Consequences of Migration

Consequences
  • Economic – remittances from international migrants. In 2002, India received US $ 11 billion as remittances from international migrants. Punjab, Kerala, and Tamil Nadu received highest remittances. Remittances are mainly used for food, repayment of debts, treatment, marriages, children՚s education, agricultural inputs, and construction of houses.
  • Remittances by internal migrants is meagre to support family. Unregulated migration to the metropolitan cities of India has caused overcrowding. Development of slums in industrially developed states such as Maharashtra, Gujarat, Karnataka, Tamil Nadu, and Delhi is a negative consequence of unregulated migration within the country.
  • Demographic - Age and skill selective out migration from the rural area have adverse effect on the rural demographic structure. However, high out migration from Uttaranchal, Rajasthan, Madhya Pradesh, and Eastern Maharashtra have brought serious imbalances in age and sex composition in these states.

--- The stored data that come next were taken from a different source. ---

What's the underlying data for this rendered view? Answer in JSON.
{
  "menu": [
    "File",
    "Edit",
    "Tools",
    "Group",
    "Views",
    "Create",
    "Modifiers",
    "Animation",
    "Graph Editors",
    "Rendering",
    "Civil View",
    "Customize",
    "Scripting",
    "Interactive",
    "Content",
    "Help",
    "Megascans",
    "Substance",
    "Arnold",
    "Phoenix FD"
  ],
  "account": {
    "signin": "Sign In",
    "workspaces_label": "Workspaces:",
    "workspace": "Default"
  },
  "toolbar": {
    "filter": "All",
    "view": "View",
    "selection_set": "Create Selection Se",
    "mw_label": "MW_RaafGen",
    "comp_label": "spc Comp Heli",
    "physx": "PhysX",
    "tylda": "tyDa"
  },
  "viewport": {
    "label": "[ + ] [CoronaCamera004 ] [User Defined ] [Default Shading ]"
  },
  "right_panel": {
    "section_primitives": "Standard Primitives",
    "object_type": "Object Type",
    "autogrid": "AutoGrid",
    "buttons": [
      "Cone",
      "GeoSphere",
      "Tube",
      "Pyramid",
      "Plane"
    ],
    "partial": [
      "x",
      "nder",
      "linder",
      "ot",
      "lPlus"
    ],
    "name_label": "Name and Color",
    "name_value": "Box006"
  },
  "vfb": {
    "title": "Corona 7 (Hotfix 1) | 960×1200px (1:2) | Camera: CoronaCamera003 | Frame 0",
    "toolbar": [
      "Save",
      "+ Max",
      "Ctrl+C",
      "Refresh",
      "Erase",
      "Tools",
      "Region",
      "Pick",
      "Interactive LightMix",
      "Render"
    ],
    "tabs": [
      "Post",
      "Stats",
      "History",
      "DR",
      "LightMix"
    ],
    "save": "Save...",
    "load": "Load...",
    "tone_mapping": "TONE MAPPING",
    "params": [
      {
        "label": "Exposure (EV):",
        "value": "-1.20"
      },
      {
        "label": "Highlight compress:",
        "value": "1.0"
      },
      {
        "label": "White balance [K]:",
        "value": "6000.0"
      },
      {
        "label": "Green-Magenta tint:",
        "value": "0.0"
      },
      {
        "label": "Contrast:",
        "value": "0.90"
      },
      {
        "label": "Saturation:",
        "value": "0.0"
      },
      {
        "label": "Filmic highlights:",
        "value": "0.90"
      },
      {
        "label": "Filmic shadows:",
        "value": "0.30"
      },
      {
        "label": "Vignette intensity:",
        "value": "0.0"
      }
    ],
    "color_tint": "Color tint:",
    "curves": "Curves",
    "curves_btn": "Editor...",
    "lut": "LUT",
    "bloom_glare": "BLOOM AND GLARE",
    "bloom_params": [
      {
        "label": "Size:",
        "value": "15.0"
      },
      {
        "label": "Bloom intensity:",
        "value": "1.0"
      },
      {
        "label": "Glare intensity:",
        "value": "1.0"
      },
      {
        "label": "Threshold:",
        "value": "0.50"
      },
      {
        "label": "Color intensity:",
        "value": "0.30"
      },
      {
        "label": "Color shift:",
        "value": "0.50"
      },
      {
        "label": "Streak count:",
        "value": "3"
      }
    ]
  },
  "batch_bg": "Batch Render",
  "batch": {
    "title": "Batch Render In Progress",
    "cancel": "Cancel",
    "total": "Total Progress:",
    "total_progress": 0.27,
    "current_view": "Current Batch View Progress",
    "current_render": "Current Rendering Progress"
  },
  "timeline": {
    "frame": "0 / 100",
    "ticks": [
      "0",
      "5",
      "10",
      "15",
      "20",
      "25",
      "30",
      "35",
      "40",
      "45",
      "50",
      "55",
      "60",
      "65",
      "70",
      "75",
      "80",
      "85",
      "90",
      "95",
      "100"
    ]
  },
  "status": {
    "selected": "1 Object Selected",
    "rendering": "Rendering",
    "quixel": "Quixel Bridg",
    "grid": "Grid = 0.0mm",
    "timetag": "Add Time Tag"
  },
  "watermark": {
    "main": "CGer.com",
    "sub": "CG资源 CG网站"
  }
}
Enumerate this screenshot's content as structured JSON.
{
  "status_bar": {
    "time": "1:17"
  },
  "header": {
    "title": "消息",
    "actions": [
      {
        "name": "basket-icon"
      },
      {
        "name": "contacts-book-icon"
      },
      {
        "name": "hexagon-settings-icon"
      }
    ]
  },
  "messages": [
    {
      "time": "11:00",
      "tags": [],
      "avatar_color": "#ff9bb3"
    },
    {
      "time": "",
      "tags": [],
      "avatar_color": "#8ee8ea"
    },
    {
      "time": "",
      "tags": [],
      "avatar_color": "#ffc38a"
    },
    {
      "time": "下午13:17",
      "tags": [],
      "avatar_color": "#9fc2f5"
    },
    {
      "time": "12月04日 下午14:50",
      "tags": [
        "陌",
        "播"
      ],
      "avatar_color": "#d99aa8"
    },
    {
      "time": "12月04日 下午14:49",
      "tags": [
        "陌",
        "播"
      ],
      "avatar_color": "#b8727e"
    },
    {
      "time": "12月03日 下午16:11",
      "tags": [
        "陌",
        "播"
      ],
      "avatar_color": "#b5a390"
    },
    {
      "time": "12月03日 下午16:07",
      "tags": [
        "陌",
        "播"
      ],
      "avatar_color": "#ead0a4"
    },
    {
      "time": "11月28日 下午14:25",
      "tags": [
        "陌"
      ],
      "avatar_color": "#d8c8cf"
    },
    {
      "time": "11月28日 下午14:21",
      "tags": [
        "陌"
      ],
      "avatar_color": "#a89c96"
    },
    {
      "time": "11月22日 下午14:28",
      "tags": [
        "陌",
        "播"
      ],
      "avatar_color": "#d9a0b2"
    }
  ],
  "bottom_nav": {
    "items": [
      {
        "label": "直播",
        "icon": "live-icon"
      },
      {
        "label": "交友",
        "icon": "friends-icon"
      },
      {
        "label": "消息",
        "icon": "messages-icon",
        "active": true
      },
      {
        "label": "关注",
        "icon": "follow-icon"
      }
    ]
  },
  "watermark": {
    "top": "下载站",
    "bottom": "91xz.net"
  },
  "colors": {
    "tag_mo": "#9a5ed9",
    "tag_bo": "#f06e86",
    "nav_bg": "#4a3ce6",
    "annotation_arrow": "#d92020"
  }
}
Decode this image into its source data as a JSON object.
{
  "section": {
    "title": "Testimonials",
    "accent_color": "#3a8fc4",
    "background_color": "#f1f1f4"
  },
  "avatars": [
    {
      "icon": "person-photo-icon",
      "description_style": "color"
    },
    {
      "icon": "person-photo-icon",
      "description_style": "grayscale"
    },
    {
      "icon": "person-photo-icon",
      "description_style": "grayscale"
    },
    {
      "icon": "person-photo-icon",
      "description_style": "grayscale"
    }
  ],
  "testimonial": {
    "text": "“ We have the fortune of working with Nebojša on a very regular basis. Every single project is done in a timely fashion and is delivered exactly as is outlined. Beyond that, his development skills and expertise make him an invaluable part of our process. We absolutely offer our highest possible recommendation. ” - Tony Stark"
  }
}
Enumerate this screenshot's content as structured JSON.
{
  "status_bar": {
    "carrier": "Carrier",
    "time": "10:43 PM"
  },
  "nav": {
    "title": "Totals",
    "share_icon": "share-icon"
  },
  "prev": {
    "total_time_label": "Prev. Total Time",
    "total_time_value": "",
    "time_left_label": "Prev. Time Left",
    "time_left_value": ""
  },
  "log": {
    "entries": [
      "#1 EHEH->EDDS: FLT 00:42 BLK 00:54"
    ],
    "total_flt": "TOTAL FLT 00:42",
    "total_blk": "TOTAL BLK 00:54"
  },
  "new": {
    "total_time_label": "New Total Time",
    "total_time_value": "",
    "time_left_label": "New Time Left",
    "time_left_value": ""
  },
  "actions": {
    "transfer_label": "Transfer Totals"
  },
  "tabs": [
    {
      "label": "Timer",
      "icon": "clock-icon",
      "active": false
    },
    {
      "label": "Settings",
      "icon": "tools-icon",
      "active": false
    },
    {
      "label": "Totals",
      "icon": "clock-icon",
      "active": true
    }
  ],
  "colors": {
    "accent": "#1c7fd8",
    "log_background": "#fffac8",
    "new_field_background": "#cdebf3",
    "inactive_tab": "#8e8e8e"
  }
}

  • Social – family planning, girl education diffuse to rural areas - evolution of composite culture and breaking through the narrow considerations; also creates social vacuum and Sense of dejection among individuals and people fall in anti-social acts
  • Environmental – unplanned growth of urban settlement and formation of slums shanty colonies, over exploitation of natural resources, groundwater depletion, air pollution, sewage disposal and solid waste management
  • Others – In rural areas male selective out migration leaving their wives behind puts extra physical as well mental pressure on the women.